Cameron staring at Seurat

 
 

Et Voilà:

Un dimanche après-midi à l'Île de la Grande Jatte

 

Prepare for your mind to be blown

Take a deep breath. This is it. This is the moment. It’s so intense.

_=deepdream(net, img)
 

Un deep dream dimanche après-midi à l'Île de la Grande Jatte

 

BOOM. Holy mackerel. What are all of these strange animals and pagodas and faces popping in and out of mes amis Parisiens?

Let’s take a look at what else we can do:

_=deepdream(net,
            img, 
            octave_n=12)
 

Un deep dream dimanche après-midi à l'Île de la Grande Jatte

 

OK, WOW, THIS IS DEFINITELY WEIRDER.

The octave_n parameter default is 4. When you run deepdream(net,img) for the first time, you will see an output that ranges from 0 0 to 3 9. The image is redrawn iter_n times per octave, so 3 9 here indicates (octave) 4 (interation) 10, since we’re counting from 0. Interesting. In music theory, octaves abstractly represent notes whose frequencies are double the previous octave, i.e., you have sung do re me fa so la ti do and both do notes are exactly one octave apart (and whose frequency ratio between the first and second do is 1:2). Here in the notebook you can follow the code to see that the definition of the octave is subject to your own experimentation!

Let’s do one more:

_=deepdream(net, 
            img, 
            octave_n=13, 
            iter_n=13, 
            octave_scale=1.5, 
            end='inception_3a/output')

What is the end='inception_3a/output' parameter? Check it out: submit net.blobs.keys() and pick a layer, any layer (except the splits, I think).

Here’s what we get:

 

Un deep dream dimanche après-midi à l'Île de la Grande Jatte

 

How cool is that? Does it seem at all Kandinsky-esque, or is it just me?

What to do next

You’ve got the power of Deep Dreaming in your hands. What do you want to do? There are a couple of interesting helper functions in the notebook that I am intentionally not covering so that you can explore them yourself!

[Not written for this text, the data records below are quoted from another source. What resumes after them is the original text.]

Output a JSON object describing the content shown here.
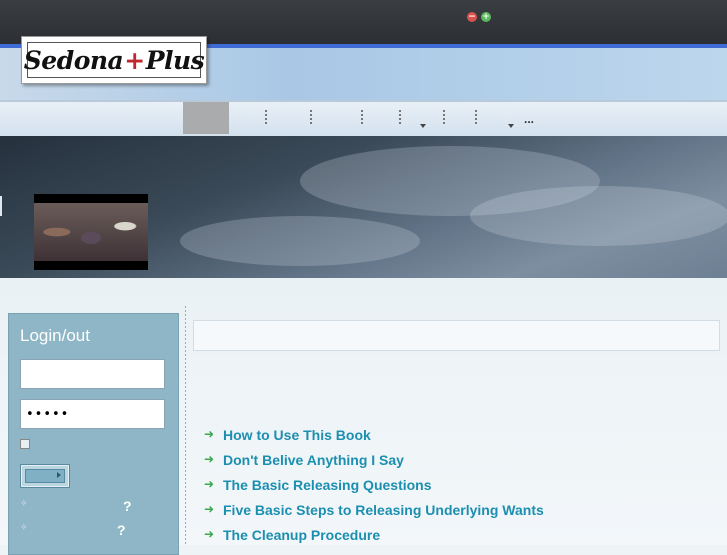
{
  "toolbar": {
    "zoom_out": "−",
    "zoom_in": "+"
  },
  "logo": {
    "word1": "Sedona",
    "plus": "+",
    "word2": "Plus"
  },
  "nav": {
    "more": "..."
  },
  "login": {
    "title": "Login/out",
    "username_value": "",
    "password_value": "•••••",
    "help1": "?",
    "help2": "?"
  },
  "toc": {
    "items": [
      {
        "label": "How to Use This Book"
      },
      {
        "label": "Don't Belive Anything I Say"
      },
      {
        "label": "The Basic Releasing Questions"
      },
      {
        "label": "Five Basic Steps to Releasing Underlying Wants"
      },
      {
        "label": "The Cleanup Procedure"
      }
    ]
  },
  "icons": {
    "toc_arrow": "arrow-right-icon"
  },
  "colors": {
    "accent_blue": "#3f6bd6",
    "link": "#1c8fb0",
    "login_panel": "#8eb6c6"
  }
}
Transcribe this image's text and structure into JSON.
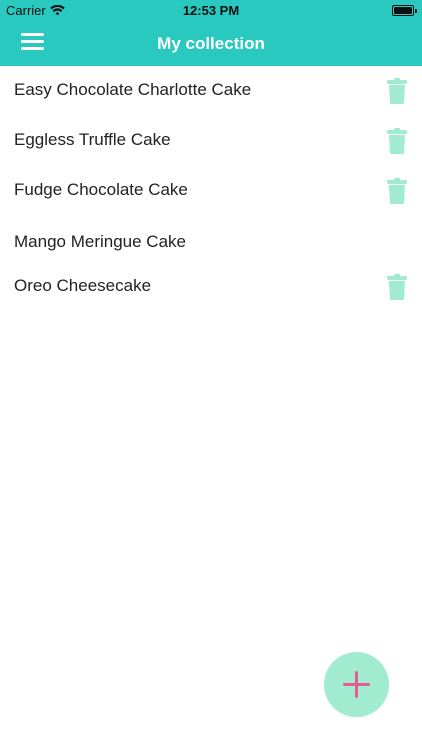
{
  "status_bar": {
    "carrier": "Carrier",
    "time": "12:53 PM"
  },
  "nav": {
    "title": "My collection",
    "menu_icon": "hamburger-menu-icon"
  },
  "recipes": [
    {
      "name": "Easy Chocolate Charlotte Cake",
      "deletable": true
    },
    {
      "name": "Eggless Truffle Cake",
      "deletable": true
    },
    {
      "name": "Fudge Chocolate Cake",
      "deletable": true
    },
    {
      "name": "Mango Meringue Cake",
      "deletable": false
    },
    {
      "name": "Oreo Cheesecake",
      "deletable": true
    }
  ],
  "fab": {
    "icon": "plus-icon"
  },
  "colors": {
    "header": "#2ac9c0",
    "trash": "#a1ecd1",
    "fab_background": "#a1ecd1",
    "fab_plus": "#e45c92"
  }
}
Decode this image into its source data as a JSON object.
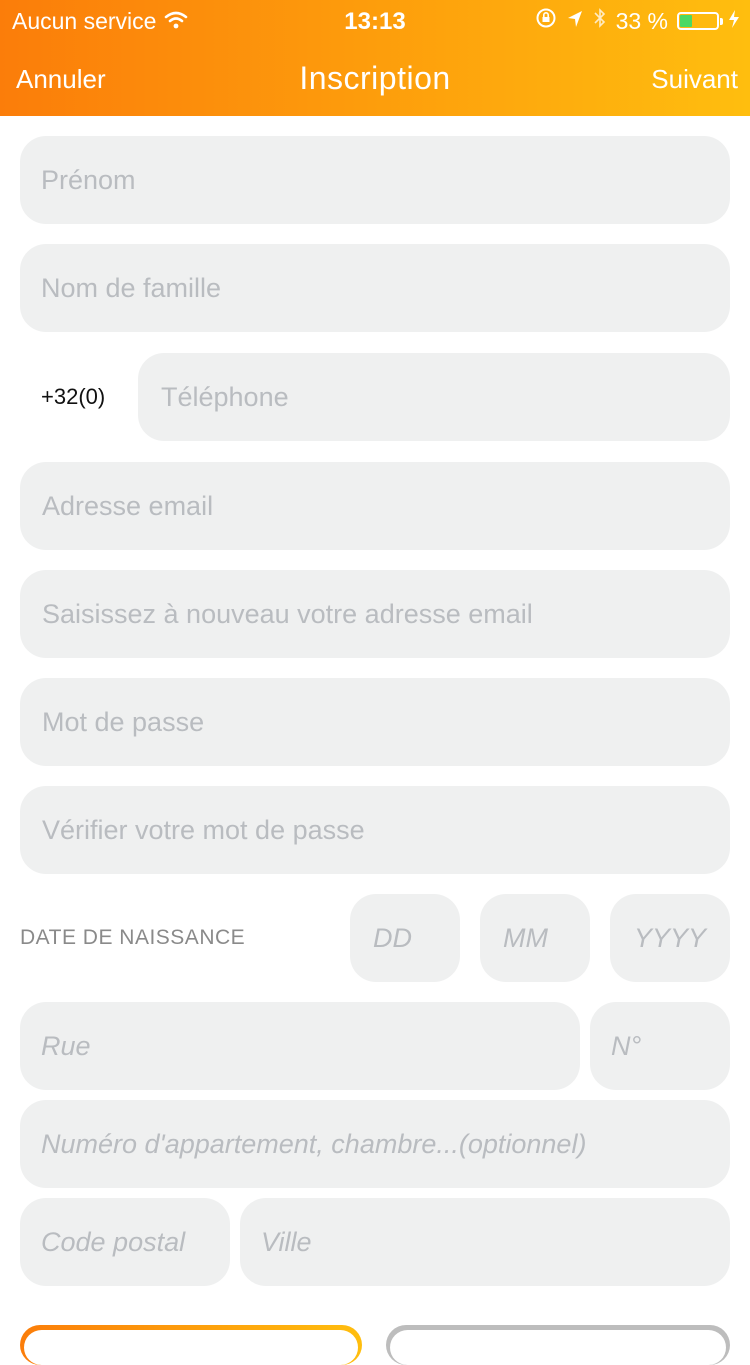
{
  "status_bar": {
    "carrier": "Aucun service",
    "time": "13:13",
    "battery_text": "33 %",
    "battery_level": 0.33
  },
  "nav": {
    "cancel_label": "Annuler",
    "title": "Inscription",
    "next_label": "Suivant"
  },
  "form": {
    "first_name": "Prénom",
    "last_name": "Nom de famille",
    "phone_prefix": "+32(0)",
    "phone": "Téléphone",
    "email": "Adresse email",
    "email_confirm": "Saisissez à nouveau votre adresse email",
    "password": "Mot de passe",
    "password_confirm": "Vérifier votre mot de passe",
    "dob_label": "DATE DE NAISSANCE",
    "dob_day": "DD",
    "dob_month": "MM",
    "dob_year": "YYYY",
    "street": "Rue",
    "number": "N°",
    "apartment": "Numéro d'appartement, chambre...(optionnel)",
    "postal_code": "Code postal",
    "city": "Ville"
  },
  "icons": [
    "wifi-icon",
    "rotation-lock-icon",
    "location-arrow-icon",
    "bluetooth-icon",
    "battery-icon",
    "charging-bolt-icon"
  ]
}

One loops over and over, so that the final output of calling deepdream(net, img) is the input – i.e., img = deepdream(net, img) – to another iteration of deepdream(net, img). This leads to a lot of interesting compositional weirdness. Definitely what I think of as inception: dreams within dreams.

 

We need to go deeper

 

The second gives you the ability to use another image as the objective guide of your deep dreaming. Put another way, you can kind of think of this helper function as mashing up your deep dreaming with one image that tries to align with the other.

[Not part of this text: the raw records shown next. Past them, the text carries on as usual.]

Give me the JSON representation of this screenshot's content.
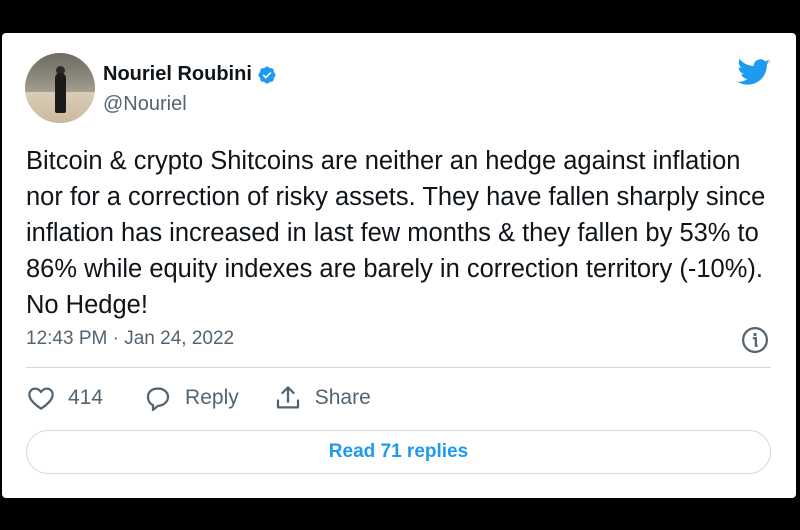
{
  "author": {
    "name": "Nouriel Roubini",
    "handle": "@Nouriel",
    "verified": true,
    "avatar_icon": "profile-photo"
  },
  "tweet": {
    "text": "Bitcoin & crypto Shitcoins are neither an hedge against inflation nor for a correction of risky assets. They have fallen sharply since inflation has increased in last few months & they fallen by 53% to 86% while equity indexes are barely in correction territory (-10%). No Hedge!",
    "timestamp": "12:43 PM · Jan 24, 2022"
  },
  "actions": {
    "like_count": "414",
    "reply_label": "Reply",
    "share_label": "Share"
  },
  "footer": {
    "read_replies_label": "Read 71 replies"
  },
  "icons": {
    "brand": "twitter-bird-icon",
    "verified": "verified-badge-icon",
    "info": "info-icon",
    "like": "heart-icon",
    "reply": "reply-bubble-icon",
    "share": "share-icon"
  },
  "colors": {
    "brand_blue": "#1d9bf0",
    "text_primary": "#0f1419",
    "text_secondary": "#536471",
    "border": "#cfd9de",
    "frame": "#000000"
  }
}
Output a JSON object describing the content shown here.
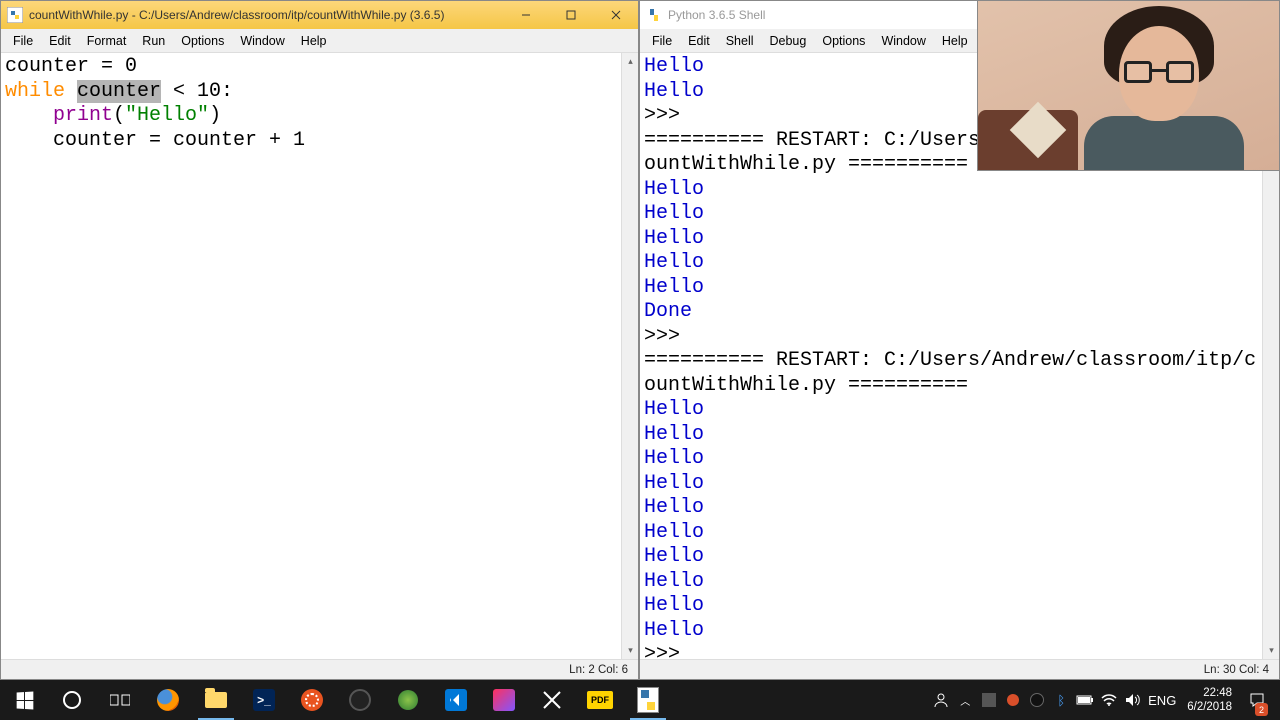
{
  "editor_window": {
    "title": "countWithWhile.py - C:/Users/Andrew/classroom/itp/countWithWhile.py (3.6.5)",
    "menus": [
      "File",
      "Edit",
      "Format",
      "Run",
      "Options",
      "Window",
      "Help"
    ],
    "status": "Ln: 2  Col: 6",
    "code": {
      "l1_a": "counter = 0",
      "l2_kw": "while",
      "l2_sp": " ",
      "l2_sel": "counter",
      "l2_rest": " < 10:",
      "l3_pad": "    ",
      "l3_fn": "print",
      "l3_open": "(",
      "l3_str": "\"Hello\"",
      "l3_close": ")",
      "l4": "    counter = counter + 1"
    }
  },
  "shell_window": {
    "title": "Python 3.6.5 Shell",
    "menus": [
      "File",
      "Edit",
      "Shell",
      "Debug",
      "Options",
      "Window",
      "Help"
    ],
    "status": "Ln: 30  Col: 4",
    "lines": [
      {
        "t": "Hello",
        "c": "blue"
      },
      {
        "t": "Hello",
        "c": "blue"
      },
      {
        "t": ">>> ",
        "c": "black"
      },
      {
        "t": "========== RESTART: C:/Users",
        "c": "black"
      },
      {
        "t": "ountWithWhile.py ==========",
        "c": "black"
      },
      {
        "t": "Hello",
        "c": "blue"
      },
      {
        "t": "Hello",
        "c": "blue"
      },
      {
        "t": "Hello",
        "c": "blue"
      },
      {
        "t": "Hello",
        "c": "blue"
      },
      {
        "t": "Hello",
        "c": "blue"
      },
      {
        "t": "Done",
        "c": "blue"
      },
      {
        "t": ">>> ",
        "c": "black"
      },
      {
        "t": "========== RESTART: C:/Users/Andrew/classroom/itp/c",
        "c": "black"
      },
      {
        "t": "ountWithWhile.py ==========",
        "c": "black"
      },
      {
        "t": "Hello",
        "c": "blue"
      },
      {
        "t": "Hello",
        "c": "blue"
      },
      {
        "t": "Hello",
        "c": "blue"
      },
      {
        "t": "Hello",
        "c": "blue"
      },
      {
        "t": "Hello",
        "c": "blue"
      },
      {
        "t": "Hello",
        "c": "blue"
      },
      {
        "t": "Hello",
        "c": "blue"
      },
      {
        "t": "Hello",
        "c": "blue"
      },
      {
        "t": "Hello",
        "c": "blue"
      },
      {
        "t": "Hello",
        "c": "blue"
      },
      {
        "t": ">>> ",
        "c": "black"
      }
    ]
  },
  "taskbar": {
    "time": "22:48",
    "date": "6/2/2018",
    "lang": "ENG",
    "notif_count": "2"
  }
}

Last, if you’re feeling particularly full of free time, try building a tree of such deep dreaming. Maybe you want to train an image on a hierarchy of different images, each one dreamed from a layer below. Moreover, don’t just follow my example and deep dream with oil on canvas. Try using natural images instead. Depending on your parameters, your deep dream results could be very far out indeed.

WARNING: Deep dreaming photos of people whom you love is definitely nighmare-inducing. Don’t say I didn’t warn you.

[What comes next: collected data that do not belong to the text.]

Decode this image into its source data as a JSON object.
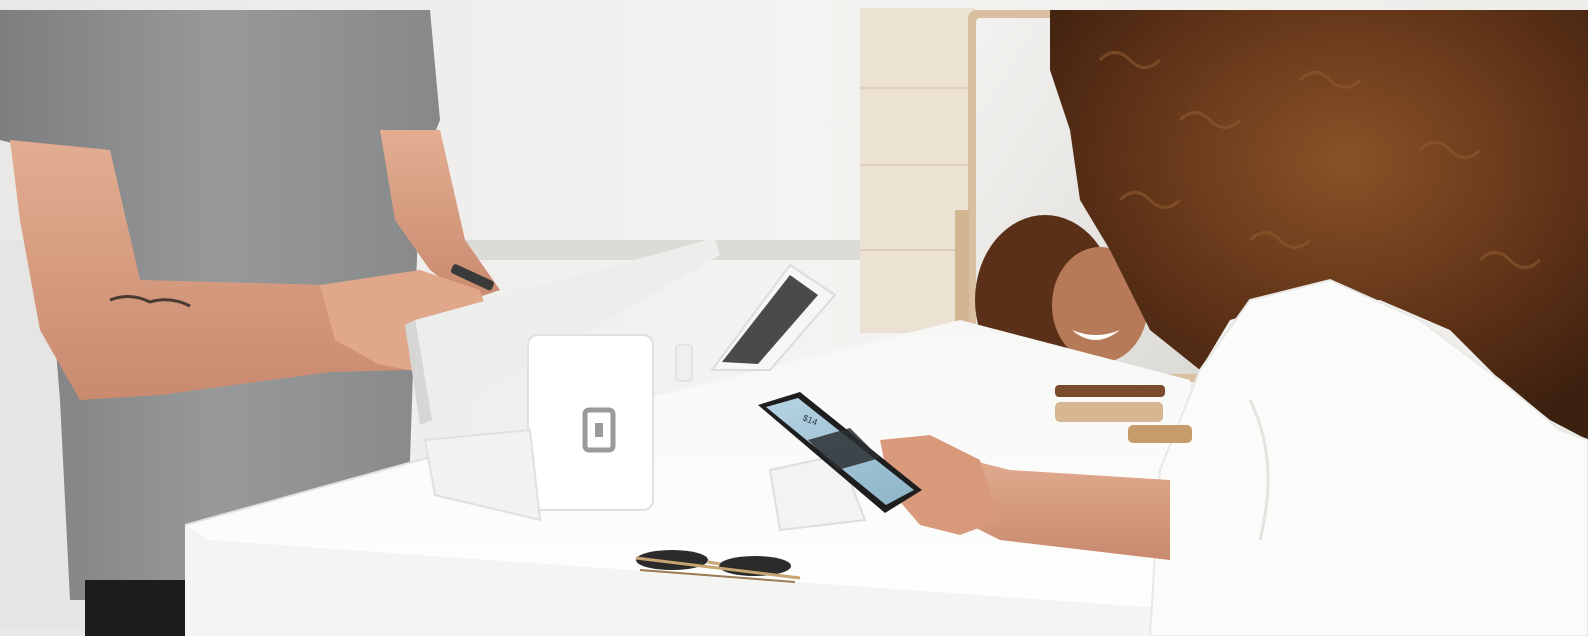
{
  "photo": {
    "phone_screen_text": "$14",
    "colors": {
      "wall": "#f1f0ee",
      "counter": "#fbfbfa",
      "shirt": "#8f9091",
      "skin": "#d9a084",
      "hair": "#6b3b1c",
      "blouse": "#fbfbfa",
      "wood": "#ead8c2",
      "phone_screen": "#9fc3d6"
    }
  }
}
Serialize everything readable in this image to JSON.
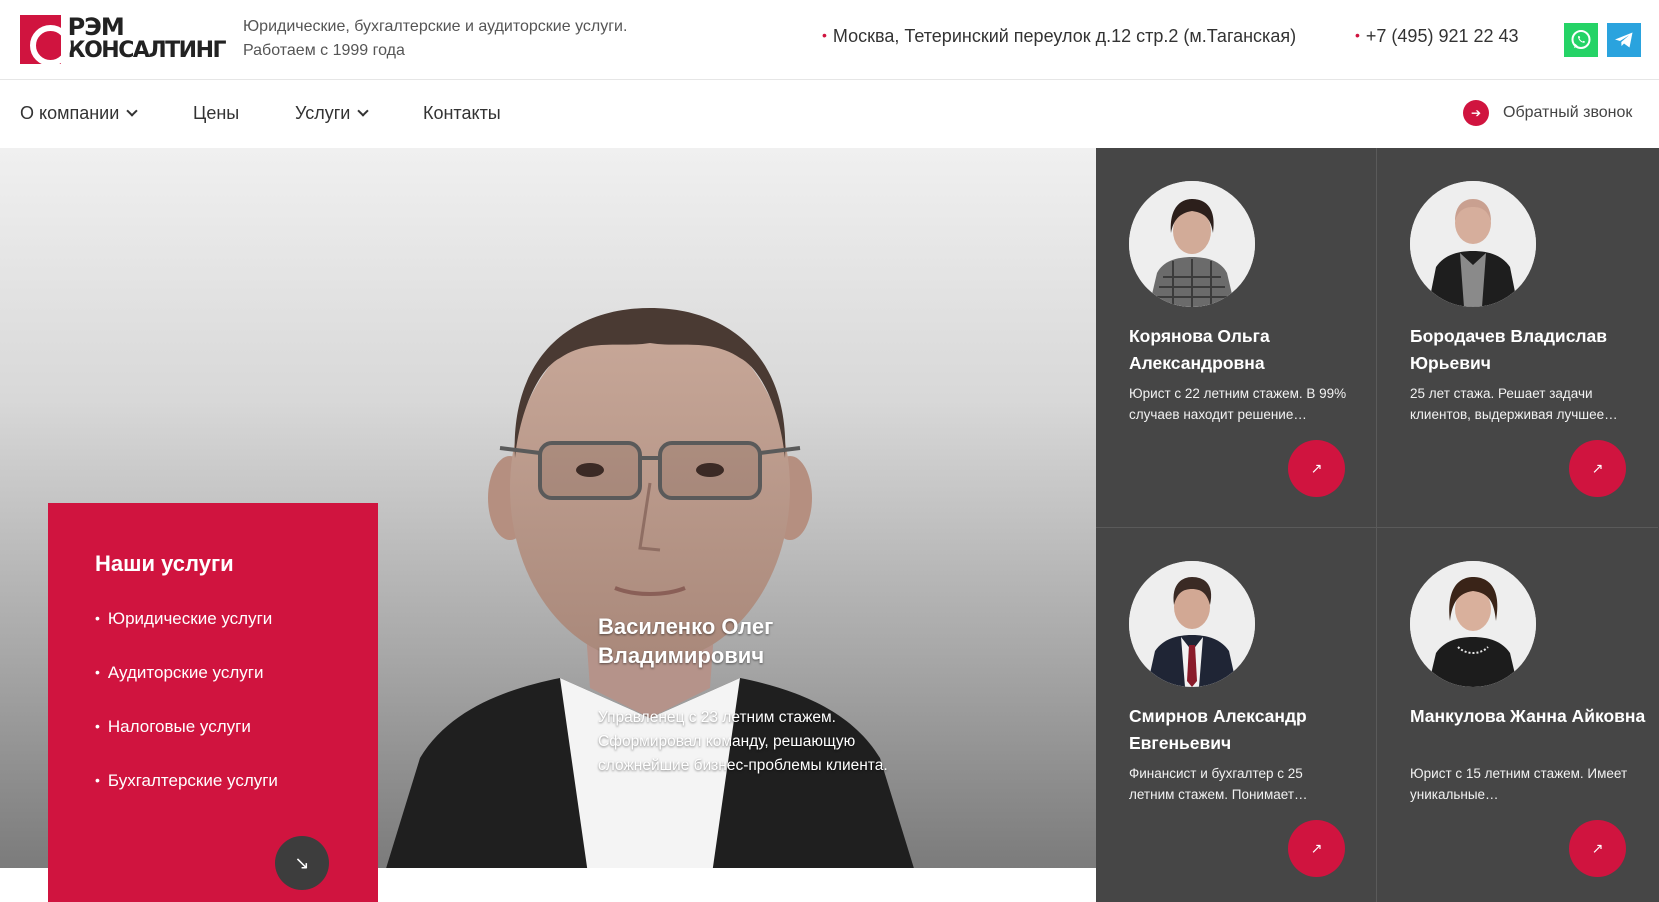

  1. Szegedy, Christian, Wei Liu, Yangqing Jia, Pierre Sermanet, Scott Reed, Dragomir Anguelov, Dumitru Erhan, Vincent Vanhoucke, and Andrew Rabinovich. “Going deeper with convolutions.” arXiv preprint arXiv:1409.4842 (2014).

  2. Y. LeCun, B. Boser, J. S. Denker, D. Henderson, R. E. Howard, W. Hubbard, and L. D. Jackel. Backpropagation applied to handwritten zip code recognition. Neural Comput., 1(4):541–551, December 1989.